Depending on what's "good" for you,
there are some choices:
Running natively on FreeBSD:
https://cgit.freebsd.org/ports/tree/games
As hbsd already pointed out, there are several versions/clones/variations of unix's classic nethack,
even with graphics.
Many like
0ad, a clone of MS' Age of Empires.
Recently I just checked out
minetest, some kind of openworld.
I also played a bit
flare, which is a hack'n'slash kind like Diablo.
For a while I played
endless sky, a 2D space explore, travel, trade, and combat game with lots of very nice fotos (install the high resolution graphics version is a must!)
I took a short peek at the space adventure sim
pioneer, which is quite large, and very complex (too complex for me).
opencity, lincity, or simutrans are also worth a try if you like to build.
There also is a clone of Master of Orion 3 available,
freeorion.
...
There's quite a choice of games available, partially real good ones.
Point is, most don't provide the nice graphics you are used to by big commercial providers,
and some are not what I would call "finished", or "finetuned."
For me also some offer too many options to be set.
I lose myself fumbling with options between "cheating" and "way too hard" instead of playing the game, so losing interest in it quickly.
However:
You have to give some a shot for yourself.

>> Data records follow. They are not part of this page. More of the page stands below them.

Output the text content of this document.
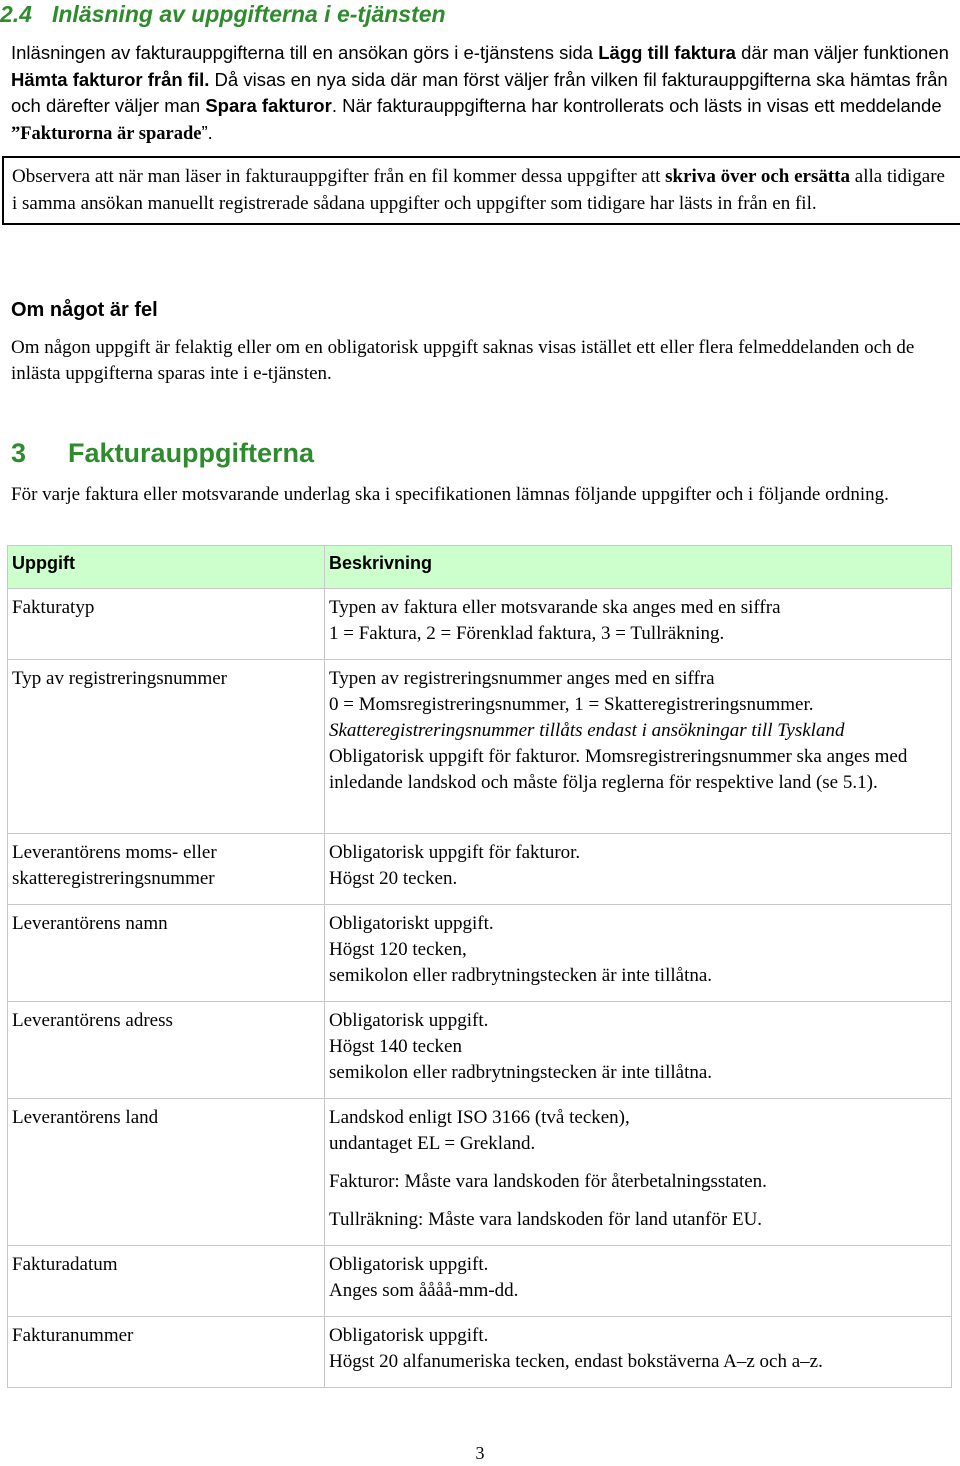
2.4 Inläsning av uppgifterna i e-tjänsten

Inläsningen av fakturauppgifterna till en ansökan görs i e-tjänstens sida Lägg till faktura där man väljer funktionen Hämta fakturor från fil. Då visas en nya sida där man först väljer från vilken fil fakturauppgifterna ska hämtas från och därefter väljer man Spara fakturor. När fakturauppgifterna har kontrollerats och lästs in visas ett meddelande ”Fakturorna är sparade”.

Observera att när man läser in fakturauppgifter från en fil kommer dessa uppgifter att skriva över och ersätta alla tidigare i samma ansökan manuellt registrerade sådana uppgifter och uppgifter som tidigare har lästs in från en fil.
Om något är fel

Om någon uppgift är felaktig eller om en obligatorisk uppgift saknas visas istället ett eller flera felmeddelanden och de inlästa uppgifterna sparas inte i e-tjänsten.

3 Fakturauppgifterna

För varje faktura eller motsvarande underlag ska i specifikationen lämnas följande uppgifter och i följande ordning.

Uppgift	Beskrivning
Fakturatyp	Typen av faktura eller motsvarande ska anges med en siffra
1 = Faktura, 2 = Förenklad faktura, 3 = Tullräkning.

Typ av registreringsnummer	Typen av registreringsnummer anges med en siffra
0 = Momsregistreringsnummer, 1 = Skatteregistreringsnummer.
Skatteregistreringsnummer tillåts endast i ansökningar till Tyskland
Obligatorisk uppgift för fakturor. Momsregistreringsnummer ska anges med inledande landskod och måste följa reglerna för respektive land (se 5.1).

Leverantörens moms- eller skatteregistreringsnummer	Obligatorisk uppgift för fakturor.
Högst 20 tecken.

Leverantörens namn	Obligatoriskt uppgift.
Högst 120 tecken,
semikolon eller radbrytningstecken är inte tillåtna.

Leverantörens adress	Obligatorisk uppgift.
Högst 140 tecken
semikolon eller radbrytningstecken är inte tillåtna.

Leverantörens land	Landskod enligt ISO 3166 (två tecken),
undantaget EL = Grekland.
Fakturor: Måste vara landskoden för återbetalningsstaten.
Tullräkning: Måste vara landskoden för land utanför EU.

Fakturadatum	Obligatorisk uppgift.
Anges som åååå-mm-dd.

Fakturanummer	Obligatorisk uppgift.
Högst 20 alfanumeriska tecken, endast bokstäverna A–z och a–z.
3
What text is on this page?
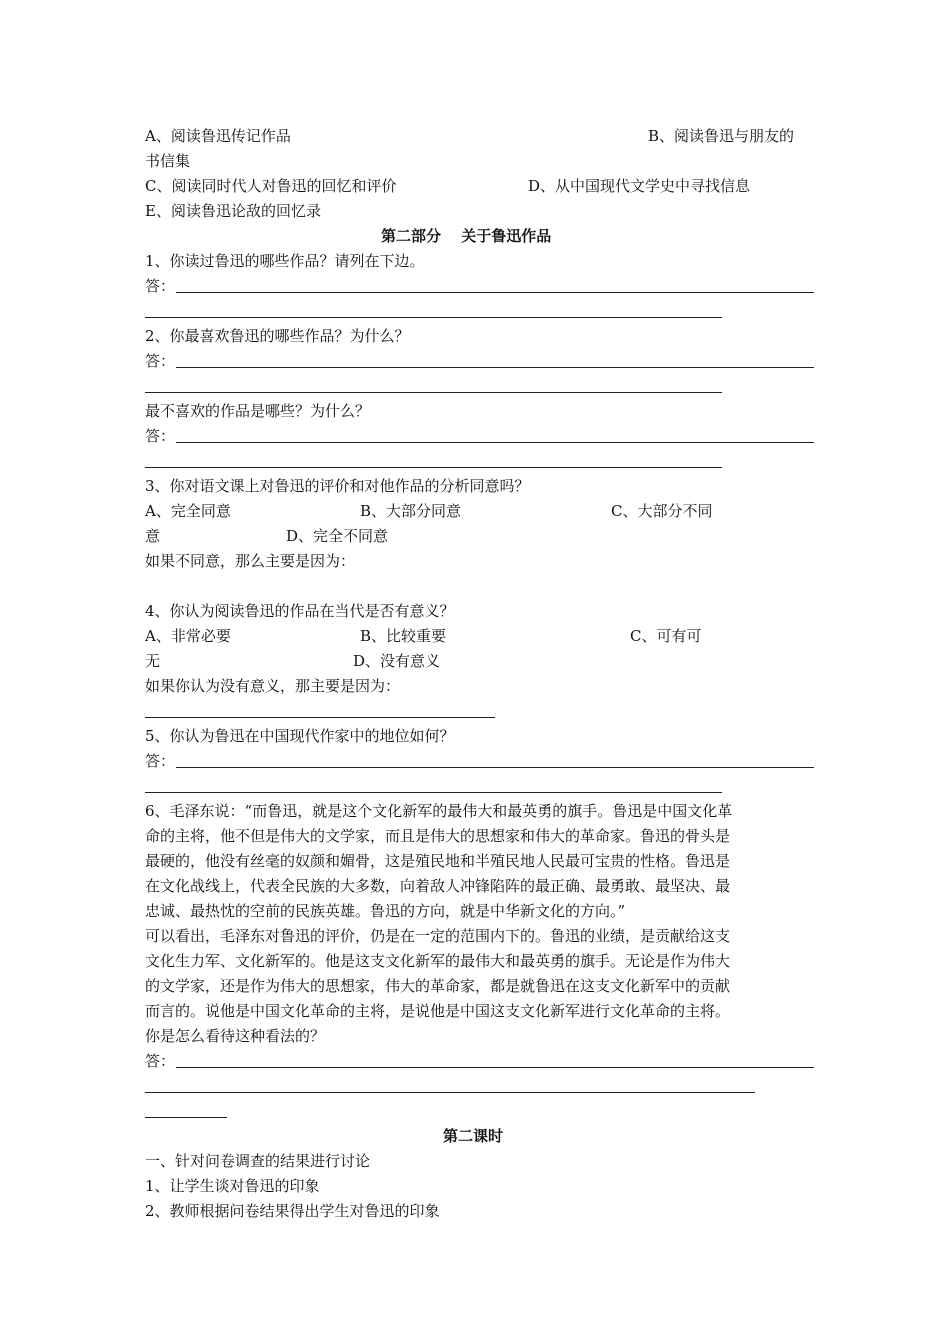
A、阅读鲁迅传记作品	B、阅读鲁迅与朋友的
书信集
C、阅读同时代人对鲁迅的回忆和评价	D、从中国现代文学史中寻找信息
E、阅读鲁迅论敌的回忆录
第二部分　 关于鲁迅作品
1、你读过鲁迅的哪些作品？请列在下边。
答：
2、你最喜欢鲁迅的哪些作品？为什么？
答：
最不喜欢的作品是哪些？为什么？
答：
3、你对语文课上对鲁迅的评价和对他作品的分析同意吗？
A、完全同意	B、大部分同意	C、大部分不同
意	D、完全不同意
如果不同意，那么主要是因为：
4、你认为阅读鲁迅的作品在当代是否有意义？
A、非常必要	B、比较重要	C、可有可
无	D、没有意义
如果你认为没有意义，那主要是因为：
5、你认为鲁迅在中国现代作家中的地位如何？
答：
6、毛泽东说：“而鲁迅，就是这个文化新军的最伟大和最英勇的旗手。鲁迅是中国文化革
命的主将，他不但是伟大的文学家，而且是伟大的思想家和伟大的革命家。鲁迅的骨头是
最硬的，他没有丝毫的奴颜和媚骨，这是殖民地和半殖民地人民最可宝贵的性格。鲁迅是
在文化战线上，代表全民族的大多数，向着敌人冲锋陷阵的最正确、最勇敢、最坚决、最
忠诚、最热忱的空前的民族英雄。鲁迅的方向，就是中华新文化的方向。”
可以看出，毛泽东对鲁迅的评价，仍是在一定的范围内下的。鲁迅的业绩，是贡献给这支
文化生力军、文化新军的。他是这支文化新军的最伟大和最英勇的旗手。无论是作为伟大
的文学家，还是作为伟大的思想家，伟大的革命家，都是就鲁迅在这支文化新军中的贡献
而言的。说他是中国文化革命的主将，是说他是中国这支文化新军进行文化革命的主将。
你是怎么看待这种看法的？
答：
第二课时
一、针对问卷调查的结果进行讨论
1、让学生谈对鲁迅的印象
2、教师根据问卷结果得出学生对鲁迅的印象
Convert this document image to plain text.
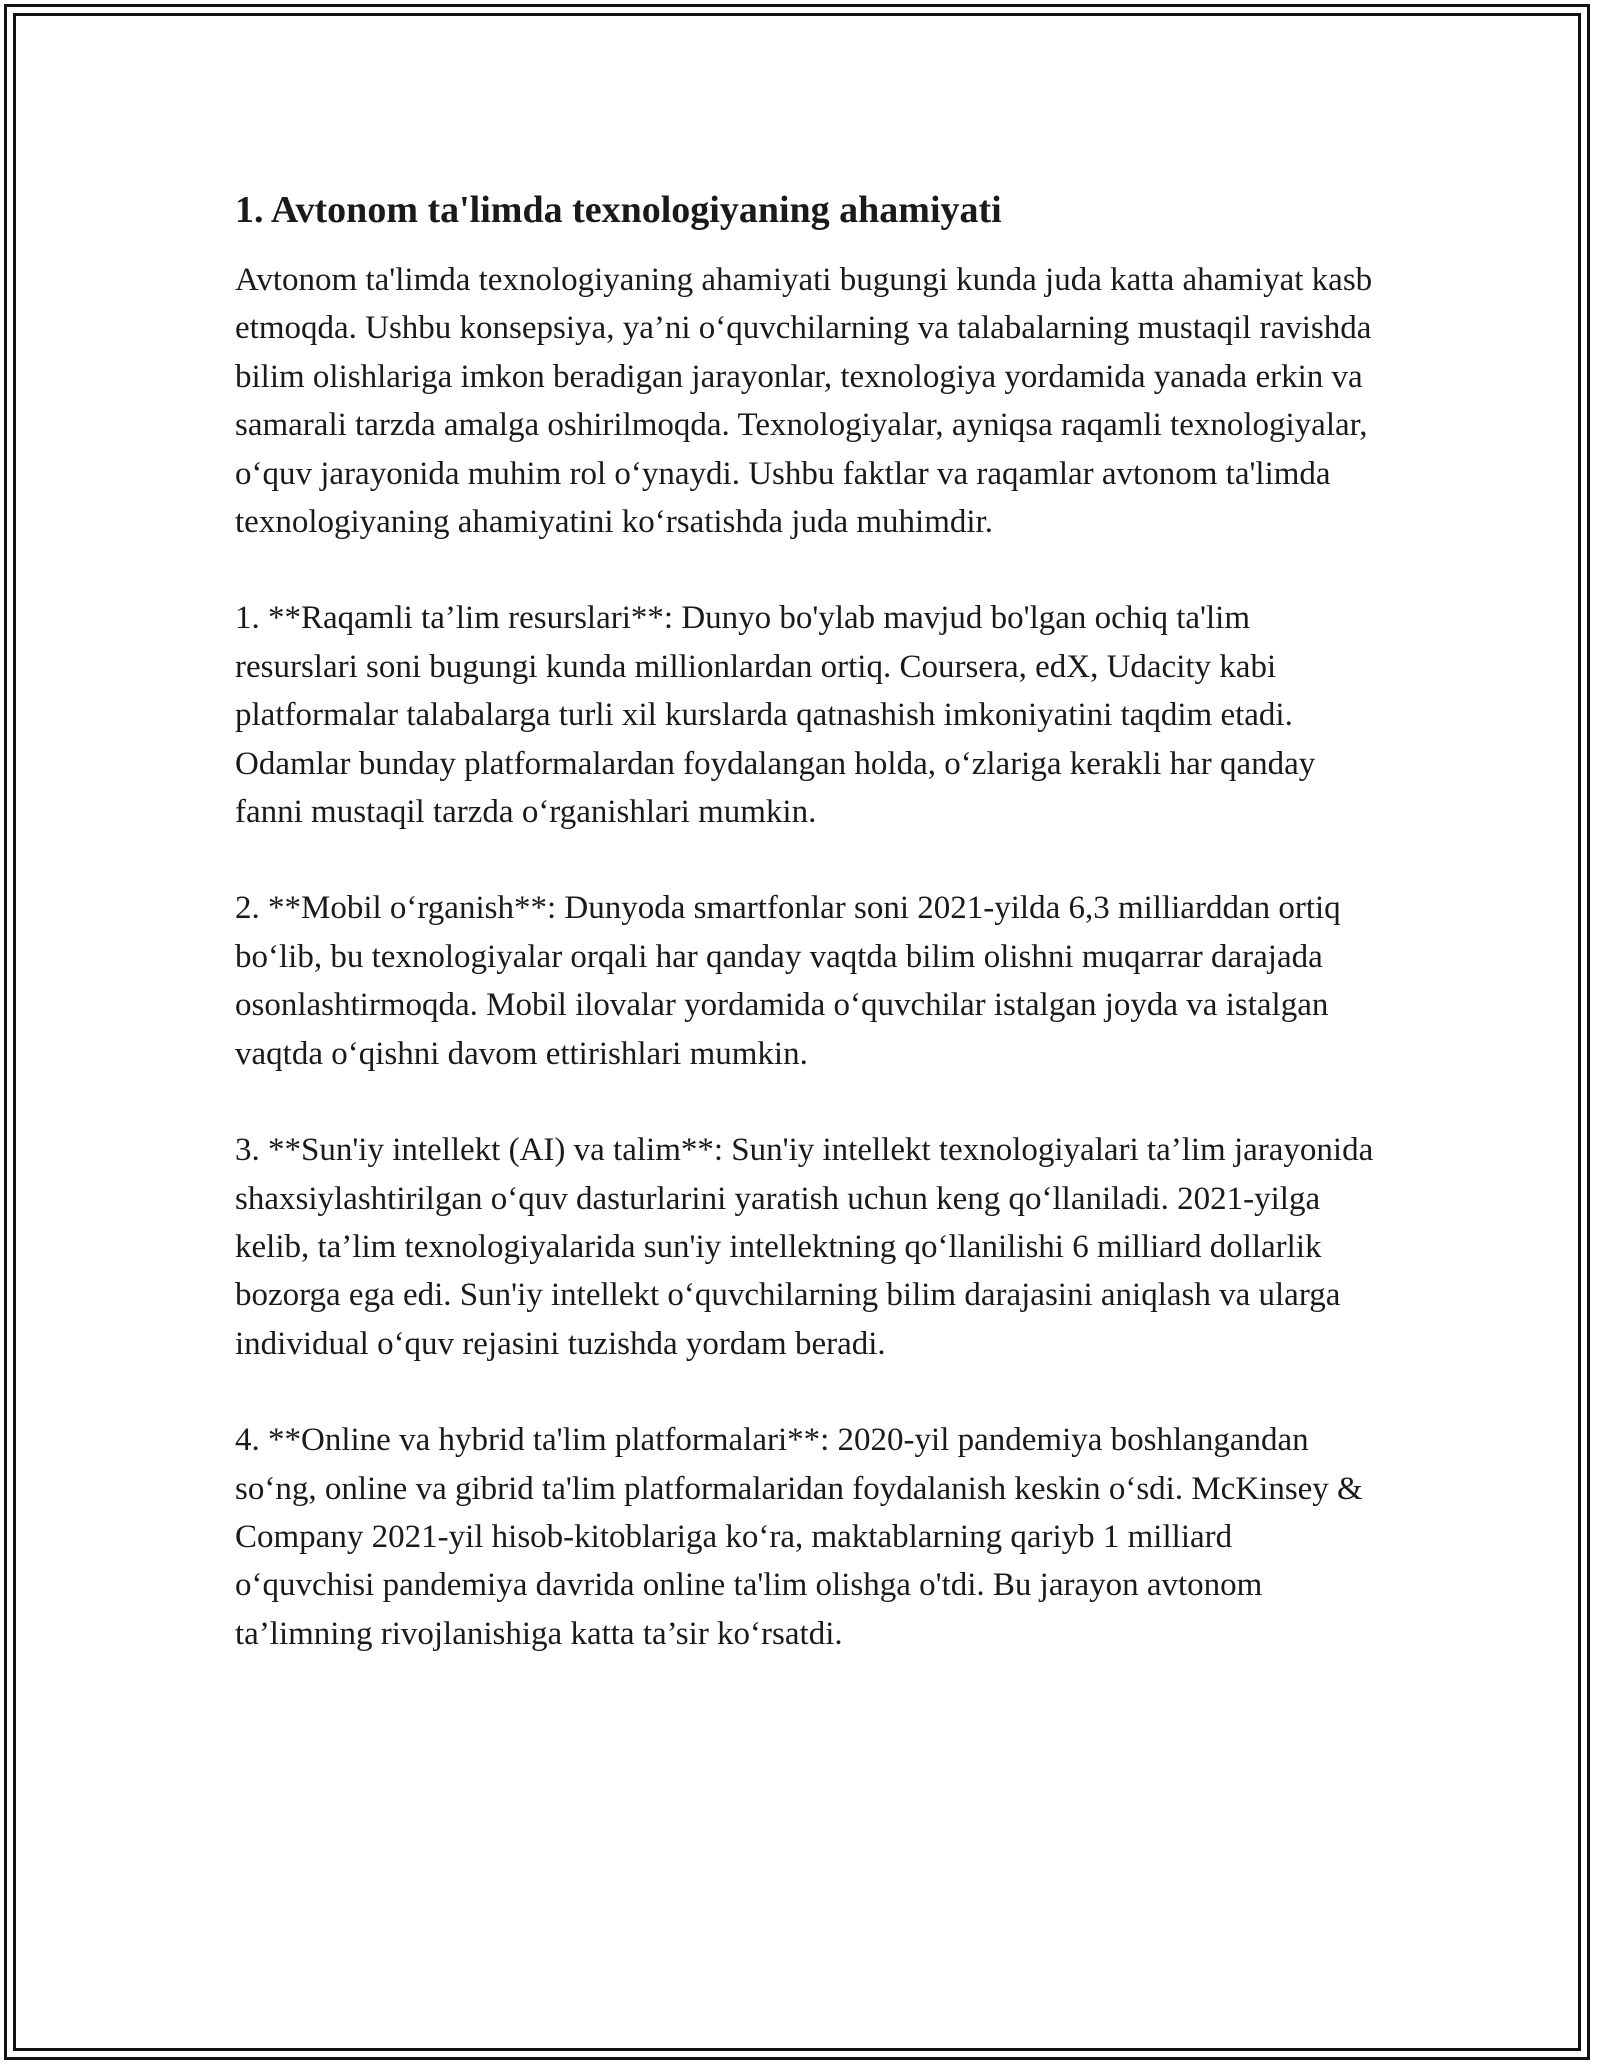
1. Avtonom ta'limda texnologiyaning ahamiyati

Avtonom ta'limda texnologiyaning ahamiyati bugungi kunda juda katta ahamiyat kasb etmoqda. Ushbu konsepsiya, ya’ni o‘quvchilarning va talabalarning mustaqil ravishda bilim olishlariga imkon beradigan jarayonlar, texnologiya yordamida yanada erkin va samarali tarzda amalga oshirilmoqda. Texnologiyalar, ayniqsa raqamli texnologiyalar, o‘quv jarayonida muhim rol o‘ynaydi. Ushbu faktlar va raqamlar avtonom ta'limda texnologiyaning ahamiyatini ko‘rsatishda juda muhimdir.

1. **Raqamli ta’lim resurslari**: Dunyo bo'ylab mavjud bo'lgan ochiq ta'lim resurslari soni bugungi kunda millionlardan ortiq. Coursera, edX, Udacity kabi platformalar talabalarga turli xil kurslarda qatnashish imkoniyatini taqdim etadi. Odamlar bunday platformalardan foydalangan holda, o‘zlariga kerakli har qanday fanni mustaqil tarzda o‘rganishlari mumkin.

2. **Mobil o‘rganish**: Dunyoda smartfonlar soni 2021-yilda 6,3 milliarddan ortiq bo‘lib, bu texnologiyalar orqali har qanday vaqtda bilim olishni muqarrar darajada osonlashtirmoqda. Mobil ilovalar yordamida o‘quvchilar istalgan joyda va istalgan vaqtda o‘qishni davom ettirishlari mumkin.

3. **Sun'iy intellekt (AI) va talim**: Sun'iy intellekt texnologiyalari ta’lim jarayonida shaxsiylashtirilgan o‘quv dasturlarini yaratish uchun keng qo‘llaniladi. 2021-yilga kelib, ta’lim texnologiyalarida sun'iy intellektning qo‘llanilishi 6 milliard dollarlik bozorga ega edi. Sun'iy intellekt o‘quvchilarning bilim darajasini aniqlash va ularga individual o‘quv rejasini tuzishda yordam beradi.

4. **Online va hybrid ta'lim platformalari**: 2020-yil pandemiya boshlangandan so‘ng, online va gibrid ta'lim platformalaridan foydalanish keskin o‘sdi. McKinsey & Company 2021-yil hisob-kitoblariga ko‘ra, maktablarning qariyb 1 milliard o‘quvchisi pandemiya davrida online ta'lim olishga o'tdi. Bu jarayon avtonom ta’limning rivojlanishiga katta ta’sir ko‘rsatdi.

The list were way too long to give even short revisions for each,
which would also be very subjective, of course.
Running not natively on FreeBSD you have more choices:
Using wine, dosbox, or a virtual machine like VirtualBox, you shall be capable to run any software from other systems.
So you shall be able to play any game on FreeBSD.
So far the theory.
In real life there are some strings attached:
Besides you may not observe the smooth running of current 3D games like they were running natively,
you may get some probs to get them even running, especially new games, especially with 3D.
In theory wine would be the best choice to run any Windows software,
but in reality wine is tricky to be set up to have the sw run smoothly.
You may face a lot of "missing library", errors, and other config issues.
winecfg and winetricks may help with some but not all programs.
Better first learn about 32/64bit, WINEPREFIX, and run the sh .386something script the wine installer mentions,
before even bother to try some serious stuff with wine.
For myself I run
factorio under wine (but cannot connect to the website, so no mods but vanilla only), and with larger plants the game slows down like it were running on 10y old hardware.
On the other side I have XP running in VirtualBox to play
Master of Orion 2 (much better than 3), Heroes of Might and Magic 3 (4 & 5 are not running because of 3D issues) and Diablo (1).
Summery:
Best chose old games (>20y).
Proven to be good games, least issues.
Workaround:
Have a second partition/drive/machine just for games,
and play the games natively under Windows.